Na de doop werd Jezus, vol van de Heilige Geest, geleid naar de woestijn, vastende, waar Hij 40 dagen verzocht werd door de duivel (Lucas 4:2-13).
Jezus wederstond de duivel en trapte niet in zijn val, maar hield Zich aan het Woord van Zijn Vader en bleef Hem gehoorzaam.
Na de verzoeking in de woestijn, keerde Jezus terug naar Galilea. Vanaf dat moment lezen wij over Zijn wandel; Zijn leer en over de wonderen en tekenen die Hem volgde.
Jezus sprak als gezaghebbende, met autoriteit.
“Huichelaars, adderengebroed”
Jezus sprak met autoriteit en liep niet weg van de Farizeeën en Sadduceeën, maar Hij confronteerde hen met hun religieuze wandel en religieuze woorden. Jezus wist wat in hen was en bracht dat wat verborgen was aan het oppervlak. Hij sprak over hun hartgesteldheid en hun kwade gedachten. Jezus wist wie hun vader was.

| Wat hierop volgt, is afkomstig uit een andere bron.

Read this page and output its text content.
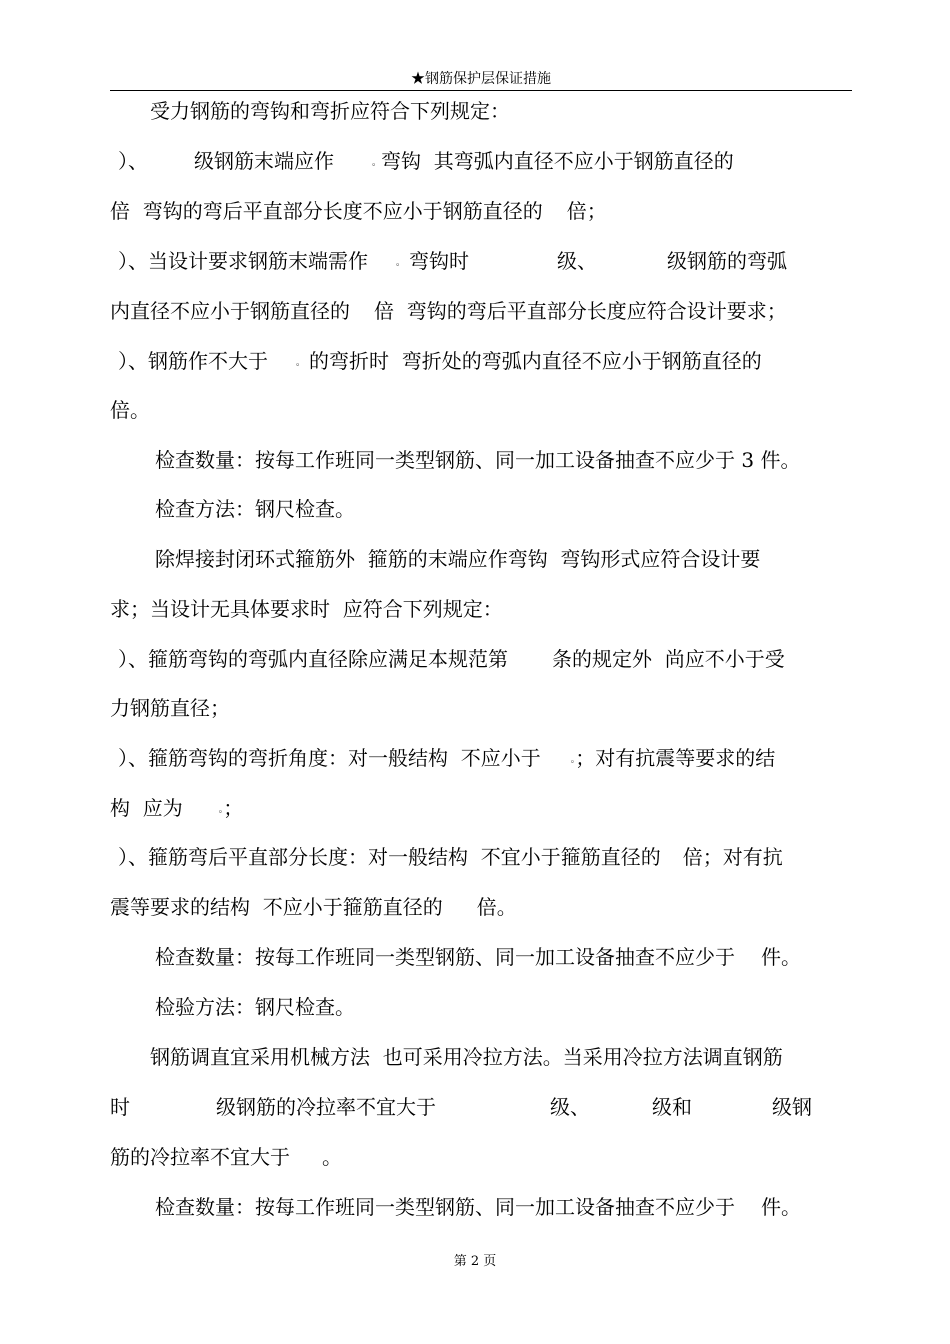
★钢筋保护层保证措施
受力钢筋的弯钩和弯折应符合下列规定：
）、 级钢筋末端应作	。弯钩  其弯弧内直径不应小于钢筋直径的
倍  弯钩的弯后平直部分长度不应小于钢筋直径的 倍；
）、当设计要求钢筋末端需作	。 弯钩时	级、	级钢筋的弯弧
内直径不应小于钢筋直径的 倍  弯钩的弯后平直部分长度应符合设计要求；
）、钢筋作不大于	。 的弯折时  弯折处的弯弧内直径不应小于钢筋直径的
倍。
检查数量：按每工作班同一类型钢筋、同一加工设备抽查不应少于 3 件。
检查方法：钢尺检查。
除焊接封闭环式箍筋外  箍筋的末端应作弯钩  弯钩形式应符合设计要
求；当设计无具体要求时  应符合下列规定：
）、箍筋弯钩的弯弧内直径除应满足本规范第 条的规定外  尚应不小于受
力钢筋直径；
）、箍筋弯钩的弯折角度：对一般结构  不应小于	。；对有抗震等要求的结
构  应为	。；
）、箍筋弯后平直部分长度：对一般结构  不宜小于箍筋直径的 倍；对有抗
震等要求的结构  不应小于箍筋直径的 倍。
检查数量：按每工作班同一类型钢筋、同一加工设备抽查不应少于 件。
检验方法：钢尺检查。
钢筋调直宜采用机械方法  也可采用冷拉方法。当采用冷拉方法调直钢筋
时	级钢筋的冷拉率不宜大于	级、	级和	级钢
筋的冷拉率不宜大于 。
检查数量：按每工作班同一类型钢筋、同一加工设备抽查不应少于 件。
第 2 页
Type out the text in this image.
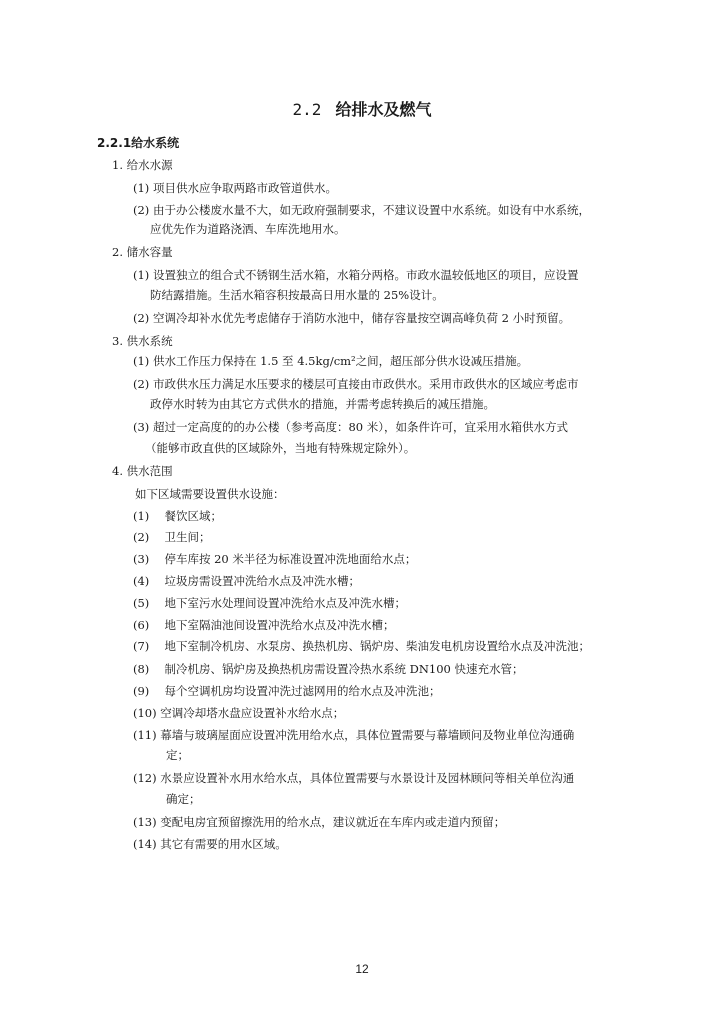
2.2 给排水及燃气
2.2.1给水系统
1. 给水水源
(1) 项目供水应争取两路市政管道供水。
(2) 由于办公楼废水量不大，如无政府强制要求，不建议设置中水系统。如设有中水系统，
应优先作为道路浇洒、车库洗地用水。
2. 储水容量
(1) 设置独立的组合式不锈钢生活水箱，水箱分两格。市政水温较低地区的项目，应设置
防结露措施。生活水箱容积按最高日用水量的 25%设计。
(2) 空调冷却补水优先考虑储存于消防水池中，储存容量按空调高峰负荷 2 小时预留。
3. 供水系统
(1) 供水工作压力保持在 1.5 至 4.5kg/cm²之间，超压部分供水设减压措施。
(2) 市政供水压力满足水压要求的楼层可直接由市政供水。采用市政供水的区域应考虑市
政停水时转为由其它方式供水的措施，并需考虑转换后的减压措施。
(3) 超过一定高度的的办公楼（参考高度：80 米），如条件许可，宜采用水箱供水方式
（能够市政直供的区域除外，当地有特殊规定除外）。
4. 供水范围
如下区域需要设置供水设施：
(1)　 餐饮区域；
(2)　 卫生间；
(3)　 停车库按 20 米半径为标准设置冲洗地面给水点；
(4)　 垃圾房需设置冲洗给水点及冲洗水槽；
(5)　 地下室污水处理间设置冲洗给水点及冲洗水槽；
(6)　 地下室隔油池间设置冲洗给水点及冲洗水槽；
(7)　 地下室制冷机房、水泵房、换热机房、锅炉房、柴油发电机房设置给水点及冲洗池；
(8)　 制冷机房、锅炉房及换热机房需设置冷热水系统 DN100 快速充水管；
(9)　 每个空调机房均设置冲洗过滤网用的给水点及冲洗池；
(10) 空调冷却塔水盘应设置补水给水点；
(11) 幕墙与玻璃屋面应设置冲洗用给水点，具体位置需要与幕墙顾问及物业单位沟通确
定；
(12) 水景应设置补水用水给水点，具体位置需要与水景设计及园林顾问等相关单位沟通
确定；
(13) 变配电房宜预留擦洗用的给水点，建议就近在车库内或走道内预留；
(14) 其它有需要的用水区域。
12
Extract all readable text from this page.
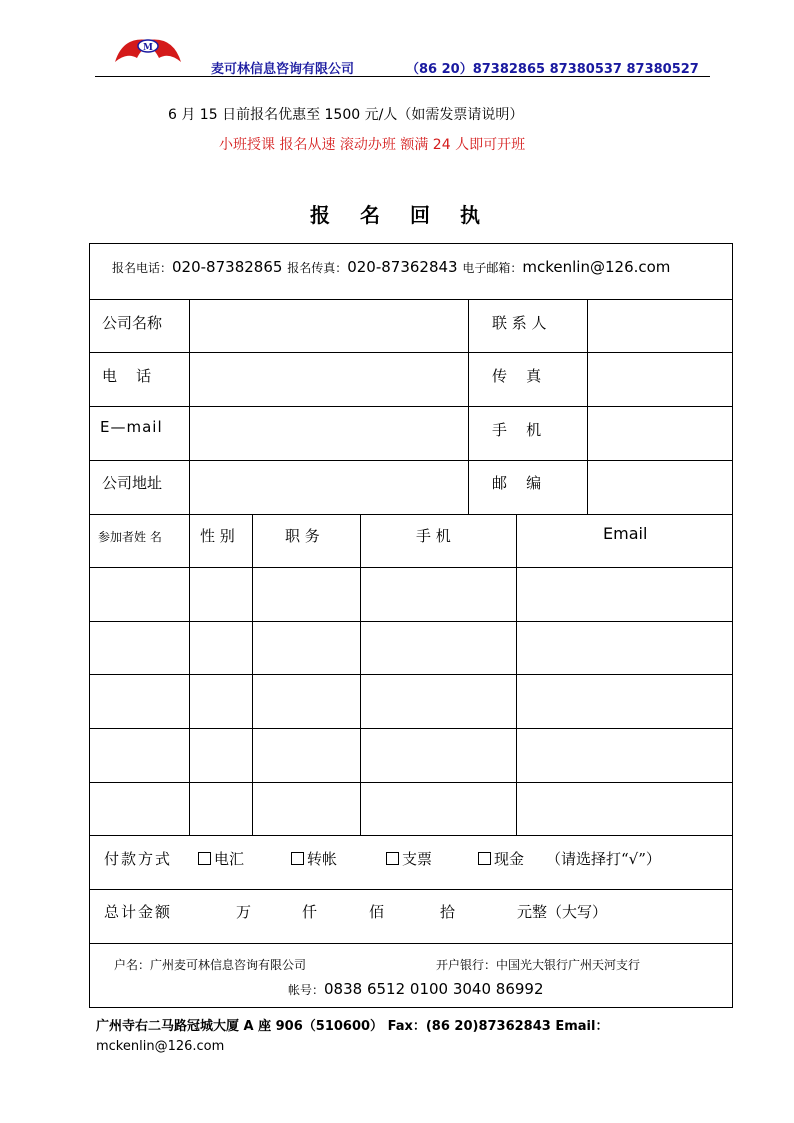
M
麦可林信息咨询有限公司	（86 20）87382865 87380537 87380527
6 月 15 日前报名优惠至 1500 元/人（如需发票请说明）
小班授课 报名从速 滚动办班 额满 24 人即可开班
报名回执
报名电话：020-87382865 报名传真：020-87362843 电子邮箱：mckenlin@126.com
公司名称	联 系 人
电    话	传    真
E—mail	手    机
公司地址	邮    编
参加者姓 名	性 别	职 务	手 机	Email
付款方式	电汇	转帐	支票	现金 （请选择打“√”）
总计金额	万	仟	佰	拾	元整（大写）
户名：广州麦可林信息咨询有限公司	开户银行：中国光大银行广州天河支行
帐号：0838 6512 0100 3040 86992
广州寺右二马路冠城大厦 A 座 906（510600） Fax：(86 20)87362843 Email：
mckenlin@126.com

Ja, van buiten leken zij oh zo vroom, maar van binnen….. Jezus noemde hen huichelaars en vergeleek hen met witte graven (Mat 23:27). Hij noemde hen adderengebroed, slangen (Mat 23:33), huichelaars (wel 14 keer in Mattheüs (o.a. in Mat 15:7-9, Lucas 12:56)) gepleisterde graven en zonen van de duivel (Lucas 11:37-54), blinde wegwijzers (Mat 15:14, 23:24)
De wetgeleerden van toen, zijn niets meer of minder dan wat de priesters, voorgangers, pastors, theologen, leraars in deze tijd zijn. Moet je voorstellen, de schriftgeleerden, die voor het oog van mensen leefden, zoals de wet voorschreef. Zij waren vroom, spraken vrome woorden etc. Zij spraken eigenlijk dat wat God hen geboden had. De mensen hadden grote bewondering voor hen, hetzelfde als in onze tijd.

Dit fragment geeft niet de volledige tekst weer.